The plus side of getting all of this reading done each day is that I'm probably better informed on national and world events than I've ever been. Besides the articles themselves, I always scan the reader comments as well, which are mostly a combination of insightful and completely idiotic. However, with the right topic, they can number into the hundreds, which is a great way to pass time NOT on Facebook.

Lately, I've been following (as has everyone, I believe) the story of the feet, encased in running shoes, washing up on various beaches along the B.C. coastline. Two more feet have been found this week, bringing the total to six feet - five right, one left. With the announcement of the finding of the sixth foot yesterday in Campbell River, the articles finally used the term "suspicious", as opposed to chalking the feet up to a bizarre coincidence.

There are a lot of theories out there with regards to the origins of the feet. Some thought that they were the feet of plane crash victims, but I believe that the sixth foot blew that theory out of the water (so to speak) because there were only four passengers and now five right feet.
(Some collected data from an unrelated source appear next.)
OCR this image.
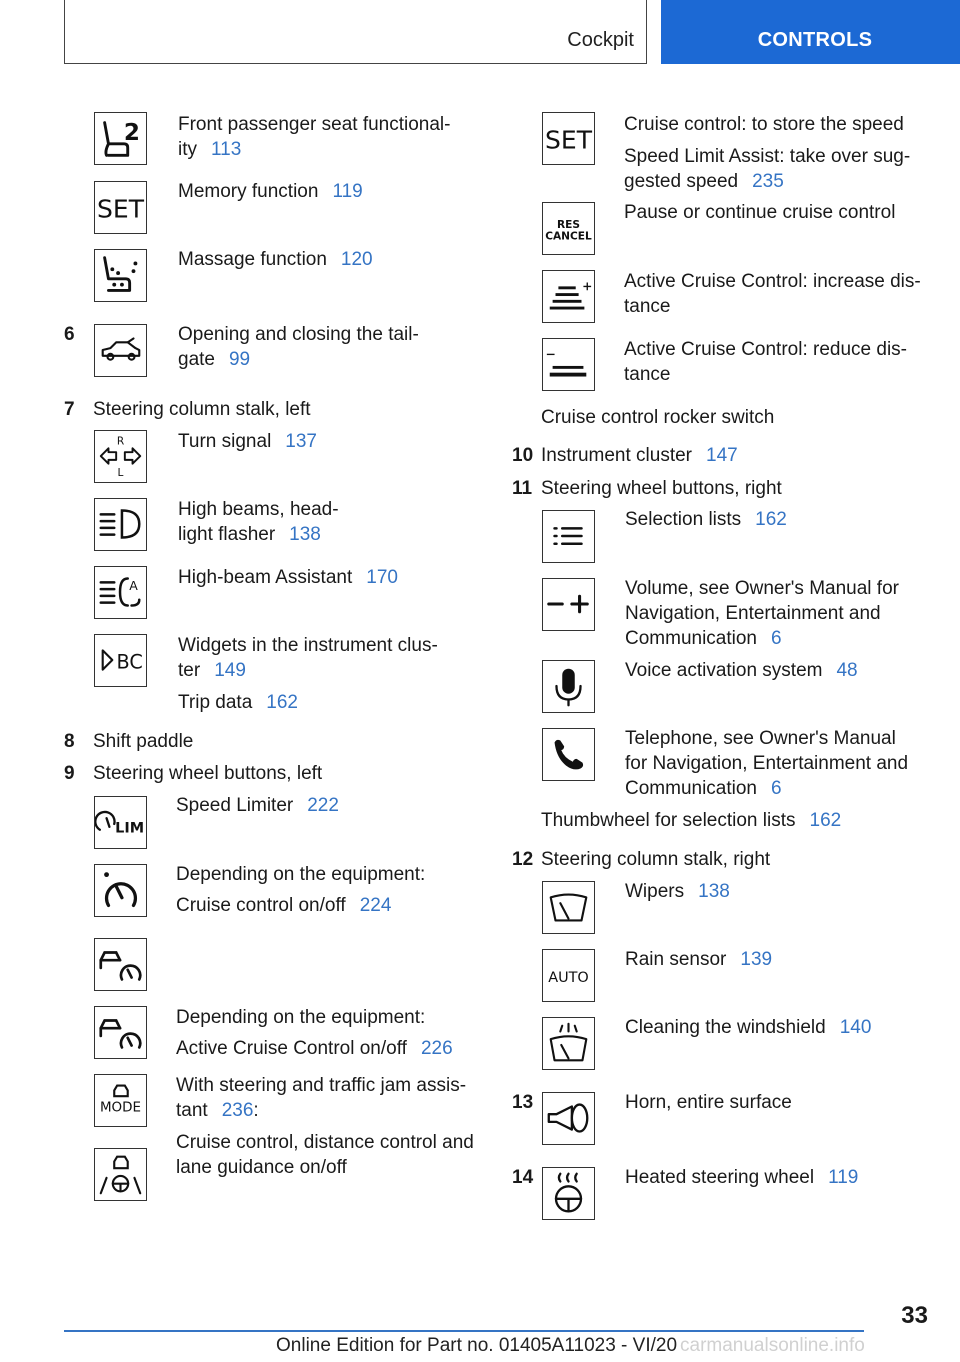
Cockpit	CONTROLS
2 Front passenger seat functional-
ity 113
SET
Memory function 119
Massage function 120
6	Opening and closing the tail-
gate 99
7 Steering column stalk, left
R
L
Turn signal 137
High beams, head-
light flasher 138
A High-beam Assistant 170
BC
Widgets in the instrument clus-
ter 149
Trip data 162
8 Shift paddle
9 Steering wheel buttons, left
LIM
Speed Limiter 222
Depending on the equipment:
Cruise control on/off 224
Depending on the equipment:
Active Cruise Control on/off 226
MODE
With steering and traffic jam assis-
tant 236:
Cruise control, distance control and
lane guidance on/off
SET
Cruise control: to store the speed
Speed Limit Assist: take over sug-
gested speed 235
RES
CANCEL
Pause or continue cruise control
Active Cruise Control: increase dis-
tance
Active Cruise Control: reduce dis-
tance
Cruise control rocker switch
10 Instrument cluster 147
11 Steering wheel buttons, right
Selection lists 162
Volume, see Owner's Manual for
Navigation, Entertainment and
Communication 6
Voice activation system 48
Telephone, see Owner's Manual
for Navigation, Entertainment and
Communication 6
Thumbwheel for selection lists 162
12 Steering column stalk, right
Wipers 138
AUTO
Rain sensor 139
Cleaning the windshield 140
13	Horn, entire surface
14	Heated steering wheel 119
33
Online Edition for Part no. 01405A11023 - VI/20 carmanualsonline.info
Others think that the feet have something to do with illegal Chinese immigrants (I don't understand the correlation there, but some people are all over this). Another theory is that they are linked to some sort of large-scale organized crime - bikers, drug lords, organ harvesting, etc. The RCMP aren't saying much about any of the feet, since releasing too many details about what they might know could obviously compromise the investigation, but I do know that they are treating all six feet as separate files. For now.

My own theory? I think B.C. has itself a new serial killer on the loose. While they had said a few weeks back that the bones did not show signs of being severed, the latest ones apparently have been obviously cut, and the sixth shoe was brand spankin' new.

Whatever really is going on...it's gone from being odd to scary. How many more will wash up before they figure out where and who the feet are coming from? All of the many obvious foot jokes aside (refer to the Globe's comment sections for those...they are plentiful), there are families out there with missing loved ones. Every new foot brings for them a new fear that it could be a link.

And besides all that...washed up feet are seriously gross. I won't be doing much beachcombing while I'm home.

1 comments:

Anonymous said...

So weird - the story has clearly made it to Scotland as just an hour ago D was telling me that very thing over dinner (nice timing). Gross. Me. Out.

Remember when we were about 8 and someone found a wooly mammoth tooth on Willows Beach? I kept looking up and down the beach for ages after that, hoping to find something cool. Never again.